New York City's wild mayoral primary campaign hurtled to the voting booth on Sept. 10 as New Yorkers began the process of replacing the man who has led their city for 12 years.
Mayor Michael Bloomberg never offered an endorsement in the race, but the primary campaigns largely were defined by his legacy. The Republican mayoral hopefuls were largely promising to maintain his policies, while the Democrats offered a sharply different approach.
Public advocate Bill de Blasio, pitched himself as the cleanest break with the current administration. And while just weeks ago his campaign was an afterthought, he surged to 40 percent – or close to it – in the Democratic primary held on Tuesday.
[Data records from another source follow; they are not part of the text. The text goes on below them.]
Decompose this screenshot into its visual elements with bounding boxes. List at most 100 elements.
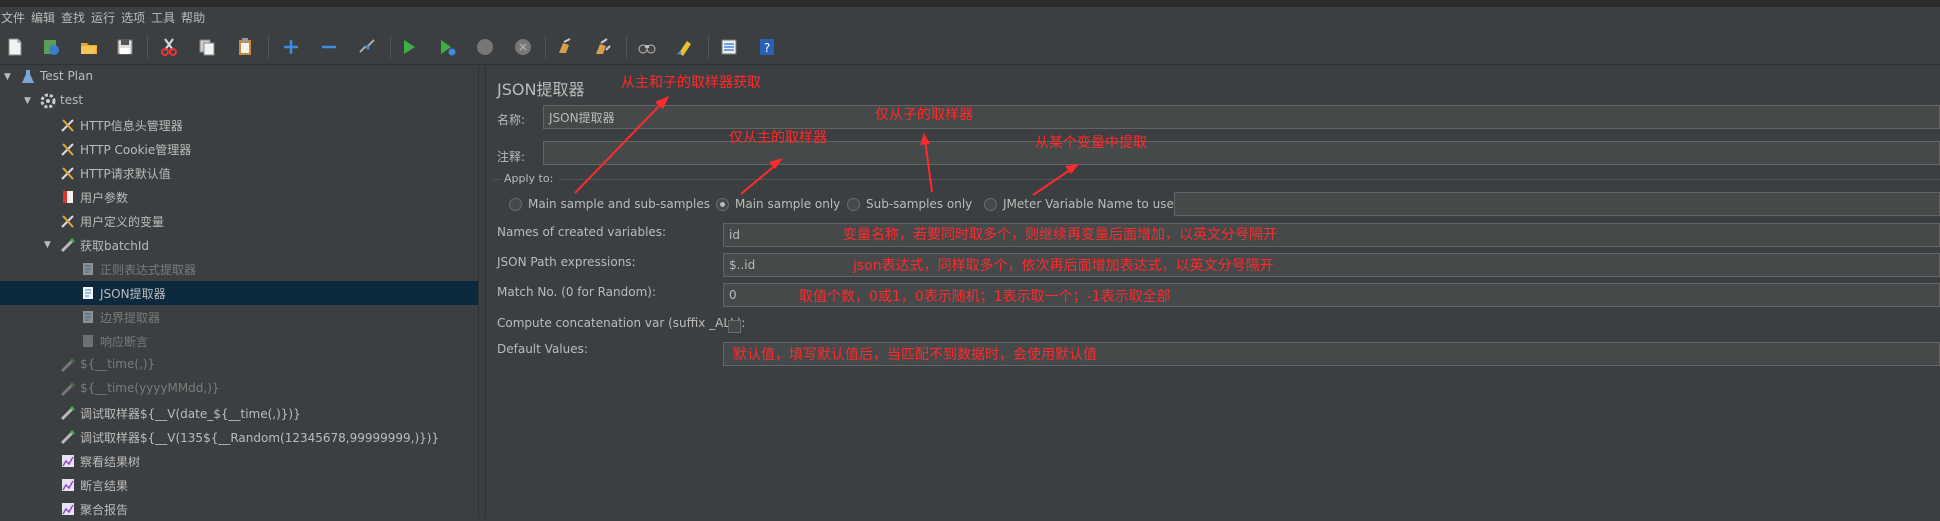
svg-text:?: ? [764, 41, 770, 55]
tree-node[interactable]: ▼ Test Plan [0, 65, 478, 89]
radio-main-and-sub-label[interactable]: Main sample and sub-samples [528, 197, 710, 211]
tree-node[interactable]: 聚合报告 [0, 497, 478, 521]
postprocessor-icon [80, 261, 96, 277]
postprocessor-icon [80, 309, 96, 325]
toolbar: ? [0, 28, 1940, 65]
sampler-icon [60, 237, 76, 253]
tree-node[interactable]: ${__time(,)} [0, 353, 478, 377]
tree-node[interactable]: ▼ test [0, 89, 478, 113]
cut-icon[interactable] [158, 36, 180, 58]
sampler-icon [60, 357, 76, 373]
copy-icon[interactable] [196, 36, 218, 58]
tree-node[interactable]: JSON提取器 [0, 281, 478, 305]
postprocessor-icon [80, 285, 96, 301]
tree-node[interactable]: ▼ 获取batchId [0, 233, 478, 257]
clear-all-icon[interactable] [592, 36, 614, 58]
apply-to-label: Apply to: [504, 172, 554, 185]
tree-node[interactable]: HTTP请求默认值 [0, 161, 478, 185]
radio-main-only[interactable] [716, 198, 729, 211]
json-extractor-panel: JSON提取器 名称: JSON提取器 注释: Apply to: Main s… [487, 65, 1940, 519]
radio-sub-only[interactable] [847, 198, 860, 211]
tree-expand-toggle-icon[interactable]: ▼ [24, 96, 34, 106]
radio-jmeter-variable-label[interactable]: JMeter Variable Name to use [1003, 197, 1174, 211]
tree-node[interactable]: 察看结果树 [0, 449, 478, 473]
tree-node-label: HTTP信息头管理器 [80, 119, 183, 133]
function-helper-icon[interactable] [718, 36, 740, 58]
tree-node-label: 断言结果 [80, 479, 129, 493]
radio-sub-only-label[interactable]: Sub-samples only [866, 197, 972, 211]
templates-icon[interactable] [40, 36, 62, 58]
tree-node[interactable]: ${__time(yyyyMMdd,)} [0, 377, 478, 401]
menu-tools[interactable]: 工具 [150, 9, 180, 26]
concat-checkbox[interactable] [728, 320, 741, 333]
tree-node-label: test [60, 93, 84, 107]
listener-icon [60, 501, 76, 517]
split-pane-divider[interactable] [478, 65, 486, 519]
tree-node-label: 聚合报告 [80, 503, 129, 517]
reset-search-icon[interactable] [674, 36, 696, 58]
tree-node-label: ${__time(yyyyMMdd,)} [80, 381, 220, 395]
radio-jmeter-variable[interactable] [984, 198, 997, 211]
tree-node[interactable]: HTTP信息头管理器 [0, 113, 478, 137]
tree-expand-toggle-icon[interactable]: ▼ [44, 240, 54, 250]
tree-node[interactable]: 用户参数 [0, 185, 478, 209]
clear-icon[interactable] [554, 36, 576, 58]
shutdown-icon[interactable] [512, 36, 534, 58]
config-icon [60, 117, 76, 133]
menu-options[interactable]: 选项 [120, 9, 150, 26]
menu-edit[interactable]: 编辑 [30, 9, 60, 26]
tree-node-label: JSON提取器 [100, 287, 166, 301]
menu-run[interactable]: 运行 [90, 9, 120, 26]
menu-search[interactable]: 查找 [60, 9, 90, 26]
radio-main-only-label[interactable]: Main sample only [735, 197, 840, 211]
stop-icon[interactable] [474, 36, 496, 58]
annotation-match-no: 取值个数，0或1，0表示随机；1表示取一个；-1表示取全部 [799, 289, 1171, 305]
comment-label: 注释: [497, 150, 526, 164]
preprocessor-icon [60, 189, 76, 205]
start-no-pause-icon[interactable] [436, 36, 458, 58]
window-title-bar [0, 0, 1940, 7]
start-icon[interactable] [398, 36, 420, 58]
menu-file[interactable]: 文件 [0, 9, 30, 26]
listener-icon [60, 477, 76, 493]
tree-node-label: 获取batchId [80, 239, 150, 253]
menu-help[interactable]: 帮助 [180, 9, 210, 26]
tree-node[interactable]: 调试取样器${__V(135${__Random(12345678,999999… [0, 425, 478, 449]
name-field[interactable]: JSON提取器 [543, 105, 1940, 129]
help-icon[interactable]: ? [756, 36, 778, 58]
tree-node[interactable]: 用户定义的变量 [0, 209, 478, 233]
menu-bar: 文件 编辑 查找 运行 选项 工具 帮助 [0, 7, 1940, 27]
match-no-label: Match No. (0 for Random): [497, 285, 657, 299]
tree-node[interactable]: 边界提取器 [0, 305, 478, 329]
paste-icon[interactable] [234, 36, 256, 58]
tree-node[interactable]: 响应断言 [0, 329, 478, 353]
radio-main-and-sub[interactable] [509, 198, 522, 211]
name-label: 名称: [497, 113, 526, 127]
tree-expand-toggle-icon[interactable]: ▼ [4, 72, 14, 82]
tree-node-label: 调试取样器${__V(date_${__time(,)})} [80, 407, 301, 421]
save-icon[interactable] [114, 36, 136, 58]
tree-node[interactable]: 调试取样器${__V(date_${__time(,)})} [0, 401, 478, 425]
tree-node-label: 边界提取器 [100, 311, 161, 325]
tree-node-label: 调试取样器${__V(135${__Random(12345678,999999… [80, 431, 440, 445]
tree-node[interactable]: 断言结果 [0, 473, 478, 497]
annotation-main-only: 仅从主的取样器 [729, 130, 827, 146]
toggle-icon[interactable] [356, 36, 378, 58]
concat-label: Compute concatenation var (suffix _ALL): [497, 316, 746, 330]
panel-title: JSON提取器 [497, 80, 585, 99]
tree-node[interactable]: HTTP Cookie管理器 [0, 137, 478, 161]
test-plan-tree: ▼ Test Plan ▼ test HTTP信息头管理器 HTTP Cookie管理器 H… [0, 65, 478, 519]
collapse-icon[interactable] [318, 36, 340, 58]
listener-icon [60, 453, 76, 469]
expand-icon[interactable] [280, 36, 302, 58]
open-icon[interactable] [78, 36, 100, 58]
tree-node-label: 用户定义的变量 [80, 215, 165, 229]
tree-node-label: HTTP Cookie管理器 [80, 143, 192, 157]
search-icon[interactable] [636, 36, 658, 58]
sampler-icon [60, 429, 76, 445]
jmeter-variable-field[interactable] [1174, 192, 1940, 216]
config-icon [60, 213, 76, 229]
new-icon[interactable] [4, 36, 26, 58]
json-path-label: JSON Path expressions: [497, 255, 636, 269]
tree-node[interactable]: 正则表达式提取器 [0, 257, 478, 281]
Early Sept. 11, it appeared he may still face a runoff on Oct. 1. With about 98 percent of the precincts counted early Sept. 11, de Blasio had 40.2 percent of the vote. If he says above 40 percent, he wins the nomination. If he falls below, he faces a runoff with former city Comptroller Bill Thompson, who was running second with 26 percent.
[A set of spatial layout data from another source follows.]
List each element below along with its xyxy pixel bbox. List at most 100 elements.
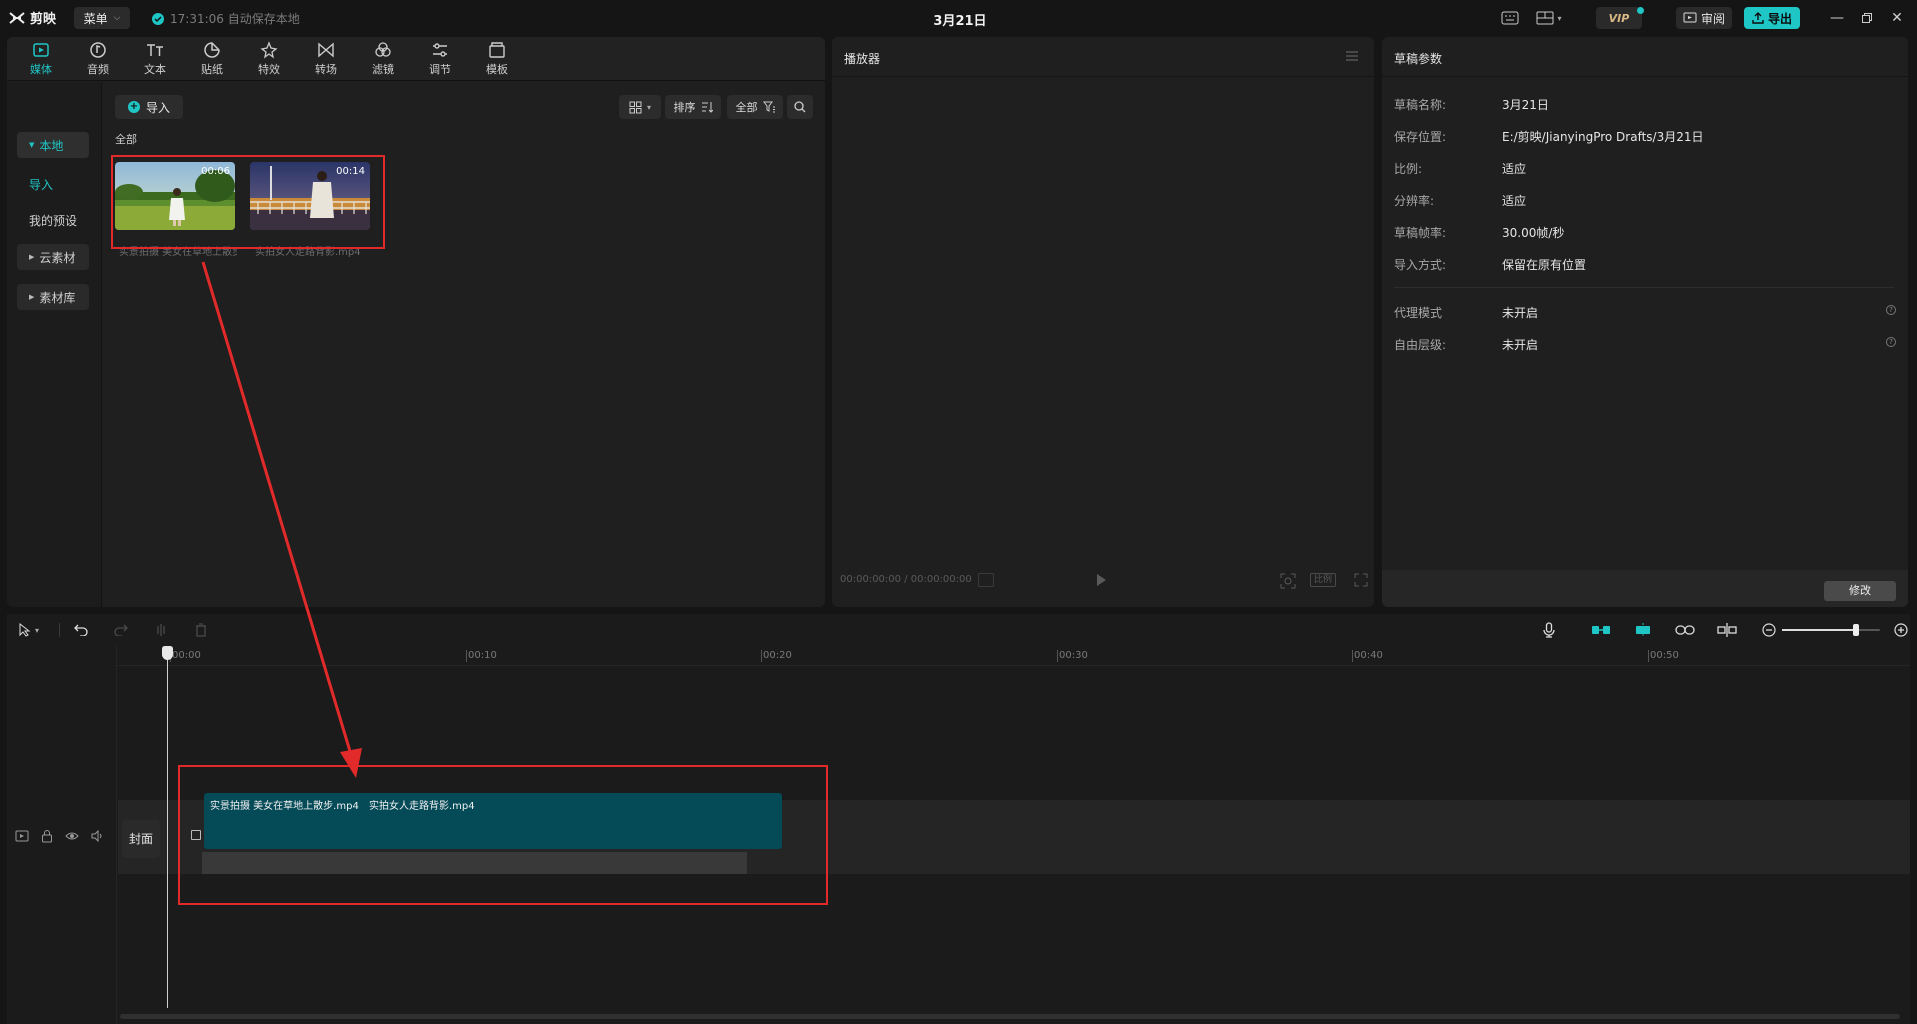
undo-button[interactable] — [71, 620, 91, 640]
funnel-icon — [762, 101, 775, 113]
tab-sticker[interactable]: 贴纸 — [190, 41, 234, 81]
sidebar-item-label: 素材库 — [39, 290, 76, 305]
modify-button[interactable]: 修改 — [1824, 581, 1896, 601]
menu-button[interactable]: 菜单 ⌵ — [74, 7, 130, 29]
check-circle-icon — [152, 12, 164, 25]
minimize-icon[interactable]: — — [1826, 8, 1848, 28]
tab-media[interactable]: 媒体 — [19, 41, 63, 81]
import-button[interactable]: + 导入 — [115, 95, 183, 119]
tab-template[interactable]: 模板 — [475, 41, 519, 81]
link-button[interactable] — [1673, 620, 1697, 640]
capcut-logo-icon — [9, 11, 25, 24]
snapshot-icon[interactable] — [1280, 573, 1296, 589]
play-icon[interactable] — [1094, 573, 1108, 587]
param-key: 代理模式 — [1394, 306, 1443, 320]
title-bar: 剪映 菜单 ⌵ 17:31:06 自动保存本地 3月21日 ▾ VIP 审阅 导… — [0, 0, 1917, 36]
zoom-slider[interactable] — [1782, 624, 1880, 636]
param-key: 比例: — [1394, 162, 1423, 176]
close-icon[interactable]: ✕ — [1886, 8, 1908, 28]
speaker-icon[interactable] — [90, 829, 104, 843]
hamburger-menu-icon[interactable] — [1344, 49, 1360, 63]
export-button[interactable]: 导出 — [1744, 7, 1800, 29]
timeline: 00:00 00:10 00:20 00:30 00:40 00:50 封面 实… — [7, 646, 1910, 1024]
vip-button[interactable]: VIP — [1596, 7, 1642, 29]
cover-button[interactable]: 封面 — [122, 820, 160, 858]
sidebar-item-presets[interactable]: 我的预设 — [17, 207, 89, 233]
split-icon — [157, 624, 165, 636]
select-tool-button[interactable]: ▾ — [13, 620, 45, 640]
tab-audio-label: 音频 — [87, 63, 109, 76]
zoom-out-button[interactable] — [1759, 620, 1779, 640]
params-header: 草稿参数 — [1382, 37, 1908, 77]
timecode-format-icon[interactable] — [978, 573, 994, 587]
sidebar-item-cloud[interactable]: ▶ 云素材 — [17, 244, 89, 270]
tab-audio[interactable]: 音频 — [76, 41, 120, 81]
param-key: 导入方式: — [1394, 258, 1447, 272]
menu-label: 菜单 — [83, 11, 108, 26]
ratio-button[interactable]: 比例 — [1310, 573, 1336, 587]
draft-params-panel: 草稿参数 草稿名称: 3月21日 保存位置: E:/剪映/JianyingPro… — [1382, 37, 1908, 607]
params-title: 草稿参数 — [1394, 52, 1443, 66]
split-button[interactable] — [151, 620, 171, 640]
sidebar-item-label: 我的预设 — [29, 213, 78, 228]
divider — [59, 623, 60, 637]
redo-icon — [114, 624, 128, 636]
filter-button[interactable]: 全部 — [727, 95, 783, 119]
main-track-magnet-button[interactable] — [1589, 620, 1613, 640]
layout-icon[interactable]: ▾ — [1532, 9, 1566, 27]
tab-media-label: 媒体 — [30, 63, 52, 76]
zoom-in-button[interactable] — [1891, 620, 1911, 640]
sidebar-item-library[interactable]: ▶ 素材库 — [17, 284, 89, 310]
media-group-label: 全部 — [115, 133, 137, 146]
tab-transition[interactable]: 转场 — [304, 41, 348, 81]
view-mode-button[interactable]: ▾ — [619, 95, 661, 119]
time-ruler[interactable]: 00:00 00:10 00:20 00:30 00:40 00:50 — [117, 646, 1910, 666]
ruler-tick — [1648, 650, 1649, 662]
tab-text[interactable]: 文本 — [133, 41, 177, 81]
sidebar-item-local[interactable]: ▼ 本地 — [17, 132, 89, 158]
record-audio-button[interactable] — [1539, 620, 1559, 640]
param-key: 保存位置: — [1394, 130, 1447, 144]
track-video-icon[interactable] — [15, 829, 29, 843]
auto-snap-button[interactable] — [1631, 620, 1655, 640]
sidebar-item-import[interactable]: 导入 — [17, 171, 89, 197]
help-icon[interactable]: ? — [1886, 337, 1896, 347]
player-timecode: 00:00:00:00 / 00:00:00:00 — [840, 574, 972, 585]
sidebar-item-label: 导入 — [29, 177, 54, 192]
lock-icon[interactable] — [40, 829, 54, 843]
media-icon — [33, 43, 49, 57]
snap-icon — [1636, 623, 1650, 637]
sort-button[interactable]: 排序 — [665, 95, 721, 119]
search-button[interactable] — [787, 95, 813, 119]
zoom-in-icon — [1894, 623, 1908, 637]
microphone-icon — [1543, 622, 1555, 638]
ruler-label: 00:50 — [1650, 650, 1679, 661]
undo-icon — [74, 624, 88, 636]
tab-adjust-label: 调节 — [429, 63, 451, 76]
tab-filter[interactable]: 滤镜 — [361, 41, 405, 81]
tab-adjust[interactable]: 调节 — [418, 41, 462, 81]
tab-effects[interactable]: 特效 — [247, 41, 291, 81]
transition-icon — [318, 42, 334, 58]
playhead-handle[interactable] — [162, 646, 173, 660]
fullscreen-icon[interactable] — [1354, 573, 1368, 587]
playhead[interactable] — [167, 646, 168, 1008]
autosave-text: 17:31:06 自动保存本地 — [170, 12, 300, 26]
restore-icon[interactable] — [1856, 8, 1878, 28]
keyboard-shortcut-icon[interactable] — [1500, 9, 1520, 27]
preview-axis-button[interactable] — [1715, 620, 1739, 640]
redo-button[interactable] — [111, 620, 131, 640]
zoom-slider-fill — [1782, 629, 1856, 631]
tab-sticker-label: 贴纸 — [201, 63, 223, 76]
review-button[interactable]: 审阅 — [1676, 7, 1732, 29]
zoom-slider-thumb[interactable] — [1852, 624, 1859, 636]
horizontal-scrollbar[interactable] — [120, 1014, 1900, 1019]
help-icon[interactable]: ? — [1886, 305, 1896, 315]
ruler-label: 00:00 — [172, 650, 201, 661]
chevron-down-icon: ⌵ — [113, 13, 121, 23]
sort-label: 排序 — [673, 101, 696, 114]
sidebar-item-label: 本地 — [39, 138, 64, 153]
eye-icon[interactable] — [65, 829, 79, 843]
delete-button[interactable] — [191, 620, 211, 640]
ruler-label: 00:30 — [1059, 650, 1088, 661]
De Blasio's rise was as sudden as it was unexpected. He benefited from placing his interracial family at the heart of his campaign, connecting with voters over the need for NYPD reforms, and by drawing away voters from Anthony Weiner supporters following the former congressman's latest sexting scandal.
City Council Speaker Christine Quinn, who was bidding to become the city's first female and first openly gay mayor, was in third with about 16 percent of the vote. She had led the polls for most of the year but saw support disappear as her rivals have repeatedly linked her to the bitter debate to let Bloomberg run for a third term in 2009.
The mayor's opponent that year was Thompson, who stunned the political world by nearly upsetting the billionaire incumbent. The race's lone African-American, Thompson had said he is counting on winning the bulk of black and Latino voters to propel him to the runoff.
In a message to supporters of Quinn's campaign through the Gay and Lesbian Victory Fund, president and CEO Chuck Wolfe said on Sept. 10, "There’s no sugar-coating what an emotional loss this is for her, her many supporters and all of us here at the Victory Fund. I’ve known Chris for a long time. She has been a remarkably effective and passionate advocate for LGBT equality and, most importantly, for everyone who calls New York City home. Few people are as committed to anything as Chris is to New York, but I can tell you that all of us at Victory were behind this campaign with all our hearts. We are grateful that you stood with us. "
Comptroller John Liu was bidding to become the city's first Asian-American mayor but has been dogged by a fundraising scandal. He came in at about 7 percent, just ahead of Weiner.
Republicans will look to continue an improbable winning streak in the general election. Though outnumbered by Democrats in the city 6-to-1, the GOP has won the last five mayoral elections. (Bloomberg was an independent running on the Republican line four years ago.)
Joe Lhota, the former MTA chairman who received acclaim for steering the transit agency through Superstorm Sandy last fall, led the polls all campaign and finished first.